Orthe

Orthe is a series of science-fiction novels by Mary Gentle.

The Orthe series consists of the books Golden Witchbreed (published 1983) and Ancient Light (1987) and the short story The Crystal Sunlight, the Bright Air (1983). The action in both books takes place on a distant planet called Orthe, which is visited by Lynne de Lisle Christie, a British envoy from a not very far future Earth that has developed a spacefaring civilization.

The story

As Golden Witchbreed opens, Christie has arrived on the technologically backward planet of Orthe ("Carrick V"), having been sent to evaluate whether it is suitable for trade and cultural contact with Earth. But Orthe, though possessing a complex social and political structure, turns out to have deliberately reverted to more primitive technologies after a catastrophe brought about by a previous technologically advanced race, the "Golden Witchbreed" or "Goldens". Unlike the Ortheans, Christie is blonde, which engenders hostility towards her as some take her to be a Witchbreed throwback.

Orthe consists largely of two continents, both of them only partially habitable since the catastrophe and linked by an archipelago of islands which supports a gigantic ruined Witchbreed structure, a kind of combined city and viaduct called the Rasrhe-y-Meluur. The main concentration of Ortheans is in the Suthai-Telestre or Southland (the habitable southern portion of the Northern continent), also known as the Hundred Thousand (meaning the approximately 100,000 telestres or small self-supporting communities which are the basis of Orthean society; they elect a ruler, the Crown, every ten years who rules from the island city of Tathcaer). Isolated cities of very different culture cling to the coast of the desert Southern continent. Male and female Ortheans have social parity and authority; Orthean children do not become male or female until puberty and a few remain latent throughout their lives - children and latents are referred to by the neutral pronoun ke.

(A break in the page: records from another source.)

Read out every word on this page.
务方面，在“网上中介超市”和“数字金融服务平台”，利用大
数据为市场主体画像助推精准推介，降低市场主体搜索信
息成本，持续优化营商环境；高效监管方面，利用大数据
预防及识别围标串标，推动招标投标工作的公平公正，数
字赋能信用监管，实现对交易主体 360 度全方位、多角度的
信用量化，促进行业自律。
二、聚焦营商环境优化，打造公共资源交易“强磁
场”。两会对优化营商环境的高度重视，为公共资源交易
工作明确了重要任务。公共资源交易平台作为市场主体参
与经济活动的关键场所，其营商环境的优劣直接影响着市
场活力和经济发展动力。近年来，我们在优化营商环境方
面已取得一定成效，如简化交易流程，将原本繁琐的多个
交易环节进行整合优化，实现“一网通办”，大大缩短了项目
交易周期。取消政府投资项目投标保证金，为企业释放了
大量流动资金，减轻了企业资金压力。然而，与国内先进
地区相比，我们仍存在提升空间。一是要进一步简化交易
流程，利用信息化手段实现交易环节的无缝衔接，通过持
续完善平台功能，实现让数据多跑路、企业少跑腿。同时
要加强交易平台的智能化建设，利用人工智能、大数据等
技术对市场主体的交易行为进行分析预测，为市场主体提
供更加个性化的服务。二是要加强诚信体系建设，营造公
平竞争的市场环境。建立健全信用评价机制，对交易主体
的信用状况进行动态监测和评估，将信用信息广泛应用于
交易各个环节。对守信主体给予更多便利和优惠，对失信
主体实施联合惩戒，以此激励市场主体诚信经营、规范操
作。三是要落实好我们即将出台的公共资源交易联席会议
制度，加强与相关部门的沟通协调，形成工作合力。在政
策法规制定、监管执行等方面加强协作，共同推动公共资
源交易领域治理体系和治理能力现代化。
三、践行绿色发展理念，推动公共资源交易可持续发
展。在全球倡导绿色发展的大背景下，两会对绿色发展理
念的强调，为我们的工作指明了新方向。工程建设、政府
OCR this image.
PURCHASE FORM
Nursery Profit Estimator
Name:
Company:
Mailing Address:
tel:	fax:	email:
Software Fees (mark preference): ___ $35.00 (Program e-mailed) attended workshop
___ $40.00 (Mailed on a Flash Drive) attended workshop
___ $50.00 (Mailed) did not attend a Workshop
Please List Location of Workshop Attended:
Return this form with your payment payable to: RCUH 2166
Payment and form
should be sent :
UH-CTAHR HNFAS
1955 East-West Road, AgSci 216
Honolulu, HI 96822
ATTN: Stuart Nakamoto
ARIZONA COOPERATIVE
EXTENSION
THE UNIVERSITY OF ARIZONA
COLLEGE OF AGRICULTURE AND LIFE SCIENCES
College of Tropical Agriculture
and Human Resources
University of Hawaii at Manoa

Much of the novel concerns Christie's odyssey and adventures across the Suthai-Telestre, in the course of which she encounters fragmentary remains of the Witchbreed's civilization and is frequently in danger of her life. Early in the novel she befriends the charismatic Ruric Orhlandis, the one-armed female commander of the Southland army. After (just) surviving her journey through the Southlands Christie is summoned to the southern-continent city of Kasabaarde, whose Brown Tower is ruled by the mysterious 'Hexenmeister' who preserves the memory of all generations on Orthe, going back to the very alien race who first landed there and died out but brought the humanoid Witchbreed as their servitors. The half-breed survivors of the Witchbreed now live in the far southern city of Kel Harantish. Eventually Christie learns that Ruric has been behind the many attempts to kill or frame her, fearing what the corrupting Earth influence might do to Orthe. Ruric is imprisoned, escapes, fights a bitter, hopeless civil war and is driven into exile. Christie leaves the planet in sombre mood.

In Ancient Light, Christie returns to Orthe ten years later, this time as an unwilling representative of an Earth company that is looking for the lost technological secrets of the almost-extinct Witchbreed race that had destroyed its own civilization in Orthe's distant past, in order to exploit them. Political cohesion has been lost and, at the same time, war is developing between two groups on Orthe, worsened by the introduction of high-technology weapons. The novel is bleaker in tone than Golden Witchbreed. Characters from that novel are re-encountered, older, changed, more cynical; others are dead. Christie experiences visions of the fall of the Golden Empire. She returns to Kasabaarde and discovers the new Hexenmeister is Ruric Orhlandis.

Violence and killing spread: eventually in confused fighting in Tathcaer Ruric is killed. Christie buries her and prepares to become Hexenmeister in her stead by means of the memory transfer systems in the Brown Tower. They are destroyed before she can reach Kasabaarde by a vast explosion caused by the release of the Witchbreed weapon known as 'Ancient Light', a destroyer of organic life that leaves only crystal in its wake, leaving her with only partial memories of the lives of previous Hexenmeisters, thus preventing her (seemingly) from continuing their legacy.

The ending seems remarkably pessimistic, as Christie and some of the main characters bicker over Ruric's open grave, while the 'Ancient Light', finally let loose through the fall of the Brown Tower, approaches as a brightness over the horizon, apparently about to lay waste to the entire planet. However, all is not lost...

Conclusion

The evocation of this richly imagined alien world, with its different races, communities, flora, fauna, landscapes, language and sense of history, qualifies as perhaps Gentle's finest achievement in sheer world-making in the manner of J.R.R. Tolkien and Ursula K. Le Guin, though her tone is different from either of those writers.